Conformité sociale : beaucoup d’entreprises à la traîne

Les irrégularités en matière de violation de la législation du travail sont très courantes. La conformité sociale constitue un véritable outil de cohésion et d’engagement des salariés.

Inexistence d’un contrat de travail écrit, non-respect du SMIG, non- déclaration à la CNSS, non-paiement des heures supplémentaires, absence de règlement intérieur, licenciements abusifs , non-respect des normes d’hygiène et de sécurité, ce sont là quelques irrégularités que l’on retrouve souvent dans nos entreprises. Pourtant, depuis l’entrée en vigueur du code du travail il y a plus de dix ans, différentes initiatives ont été menées par les pouvoirs publics et par les organisations professionnelles pour favoriser la mise en conformité sociale des entreprises marocaines.

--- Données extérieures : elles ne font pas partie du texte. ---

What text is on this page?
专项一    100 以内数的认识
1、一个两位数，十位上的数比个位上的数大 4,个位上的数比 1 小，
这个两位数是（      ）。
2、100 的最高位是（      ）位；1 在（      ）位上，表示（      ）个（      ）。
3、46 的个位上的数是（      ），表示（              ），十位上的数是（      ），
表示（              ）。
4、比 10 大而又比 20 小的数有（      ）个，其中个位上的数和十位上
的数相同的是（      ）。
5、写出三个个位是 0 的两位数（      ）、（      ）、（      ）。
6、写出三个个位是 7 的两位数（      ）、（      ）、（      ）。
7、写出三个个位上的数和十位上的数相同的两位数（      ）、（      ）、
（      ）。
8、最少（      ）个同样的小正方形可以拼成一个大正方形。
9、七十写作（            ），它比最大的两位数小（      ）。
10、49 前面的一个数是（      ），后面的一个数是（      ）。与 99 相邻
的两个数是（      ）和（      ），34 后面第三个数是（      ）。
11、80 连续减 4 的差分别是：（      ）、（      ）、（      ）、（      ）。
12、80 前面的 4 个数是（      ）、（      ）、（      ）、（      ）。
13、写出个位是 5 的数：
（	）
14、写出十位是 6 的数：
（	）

Celle-ci suppose que l’entreprise se doit de respecter les dispositions légales relatives aux droits humains, la liberté syndicale, le dialogue social, la durée du travail, le salaire, le droit à la formation continue, à la couverture sociale et à la protection de la maternité ainsi que d’autres aspects plus généraux comme l’engagement sociétal, la protection de l’environnement… Dans la réalité, des décisions intéressantes ont été prises par l’Etat ou les organisations patronales mais, sur le terrain, il y a encore du travail à faire. Le discours colle peu à la réalité.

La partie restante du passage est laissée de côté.